70。你也救了我
回到家里,她就迫不及待地把我堵在玄关的墙壁上,嘴巴几乎要贴着我的脸,用极微弱的声音问:“什么好玩的啊?”
“你猜啊,”我提示她,“很适合现在这个氛围玩的哦。”
她这么聪明,果然一点就通。
“哦?那我们。。。。。。”她说着,含住了我的下巴。
我立刻清醒,推开她:“没洗澡啊,先去洗澡。”
“一起。”
“不要!”
她依然没有要放过我,一动不动地维持着抱着我的姿势,连笑容都似勾引。
我眨了眨眼睛:“今天是我生日,我最大,你必须听我的。”
她欲言又止,最后说了一个字:“行!”
这微妙的气势却仿佛在宣告一件事:你等着!
我又怂了,软言软语地哄着:“我会洗快一点的。”
“行!”这次她放轻了语气,却果断地进去房间的浴室。
我犹豫了一下,还是不等她了,在外面的浴室洗。
等我出来的时候,她已经洗好了,头发也吹得七八成干。见到我,她开始装柔弱,抱怨说手好酸。我接过吹风筒,把剩下的两成湿漉漉吹干。

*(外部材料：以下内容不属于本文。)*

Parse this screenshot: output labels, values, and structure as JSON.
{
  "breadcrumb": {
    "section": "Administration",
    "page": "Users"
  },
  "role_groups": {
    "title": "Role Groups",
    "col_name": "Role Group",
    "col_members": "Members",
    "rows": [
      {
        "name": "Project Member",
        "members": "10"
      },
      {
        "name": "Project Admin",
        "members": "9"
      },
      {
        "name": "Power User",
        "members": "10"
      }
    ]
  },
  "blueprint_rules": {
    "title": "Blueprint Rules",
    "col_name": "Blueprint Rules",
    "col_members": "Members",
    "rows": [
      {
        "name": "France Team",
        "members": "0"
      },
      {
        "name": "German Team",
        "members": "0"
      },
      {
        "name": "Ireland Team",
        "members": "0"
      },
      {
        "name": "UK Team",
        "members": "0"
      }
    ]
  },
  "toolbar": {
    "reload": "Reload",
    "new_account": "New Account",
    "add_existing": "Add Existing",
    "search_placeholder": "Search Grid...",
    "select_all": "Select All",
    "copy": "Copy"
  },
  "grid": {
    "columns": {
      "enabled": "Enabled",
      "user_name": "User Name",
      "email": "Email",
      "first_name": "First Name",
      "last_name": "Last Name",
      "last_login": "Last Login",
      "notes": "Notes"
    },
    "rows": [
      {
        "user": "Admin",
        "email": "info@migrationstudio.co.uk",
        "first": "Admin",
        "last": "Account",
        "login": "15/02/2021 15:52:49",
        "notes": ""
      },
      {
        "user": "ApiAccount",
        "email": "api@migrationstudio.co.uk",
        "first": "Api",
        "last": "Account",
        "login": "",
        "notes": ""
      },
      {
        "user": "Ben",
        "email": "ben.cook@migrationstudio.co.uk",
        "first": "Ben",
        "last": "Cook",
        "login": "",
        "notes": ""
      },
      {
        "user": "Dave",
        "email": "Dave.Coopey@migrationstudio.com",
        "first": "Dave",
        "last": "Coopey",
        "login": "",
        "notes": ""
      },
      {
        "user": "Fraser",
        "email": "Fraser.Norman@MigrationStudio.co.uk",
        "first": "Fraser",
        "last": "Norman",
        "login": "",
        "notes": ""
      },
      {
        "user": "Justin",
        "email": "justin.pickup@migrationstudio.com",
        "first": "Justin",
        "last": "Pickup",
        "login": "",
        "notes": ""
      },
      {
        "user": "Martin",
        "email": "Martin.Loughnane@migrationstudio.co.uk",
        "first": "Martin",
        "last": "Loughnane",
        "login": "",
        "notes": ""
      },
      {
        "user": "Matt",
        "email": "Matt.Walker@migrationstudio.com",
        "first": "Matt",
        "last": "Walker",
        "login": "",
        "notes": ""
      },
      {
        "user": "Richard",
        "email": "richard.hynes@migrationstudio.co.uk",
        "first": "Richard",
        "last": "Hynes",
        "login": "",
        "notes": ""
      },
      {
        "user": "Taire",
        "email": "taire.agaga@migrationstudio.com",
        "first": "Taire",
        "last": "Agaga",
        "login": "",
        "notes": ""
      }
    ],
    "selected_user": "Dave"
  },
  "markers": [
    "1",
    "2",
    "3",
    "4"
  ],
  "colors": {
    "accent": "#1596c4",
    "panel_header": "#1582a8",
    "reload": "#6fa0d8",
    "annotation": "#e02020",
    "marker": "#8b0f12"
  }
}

她环着我的脖子,把电源拔了,她拿着电线插头,吹风筒还在我手里,被她轻轻一拽,我就撞进了她怀里。
像撞进一片生长着浪漫花海的春天里。
不知道什么时候,那个玩具已经在她手里,她问:“可以吗?”
我被她吻得没空回答。
而她的询问仿佛只是一种礼仪的展示,而回答不那么重要,或者说,答案她早已心下了然。
本来我的计划是,我生日,给她送了礼物,然后给我玩,很合理啊,大家都幸福,不是吗?
但计划永远是最大的变数。
我突然有点懊恼把她的头发吹得太干了,以至于我在最干燥的激动里,那么渴求她给的滋润。
太阳和月亮把一天分成两半,白昼和黑夜,分别能完成不同的仪式。
而我们在时间之外沉沦,不分昼夜。
“林抒。。。。。。”我比想象的还需要你。
她的吻是扣动扳机的手指,她的手指是精准弹射的子弹。
没有惊天动地的沸腾,我们在悄无声息里痛苦和获救。
完成后,她问我要不要喝点酒,她现在有些兴奋,得用点酒精才能让她平静下来。
于是开了一瓶不久前我们一起去挑的红酒,当时挑酒的心情被重拾。
那时候,我们站在酒柜前,她收到了高中同学的聚会邀请,大家得知她回国,热情地叫她一起参加同学会。她拒绝不了,无奈地征求我的同意。
我没有不同意,只是有点失落,明明说好晚上陪我看电影的。
但是票还没买。她试探着问我:“一起去?”
我说:“不要!”
“明天再陪你看电影?”
我拿了一瓶红酒,翻来覆去地看,一个字也没看进去,还全是英文。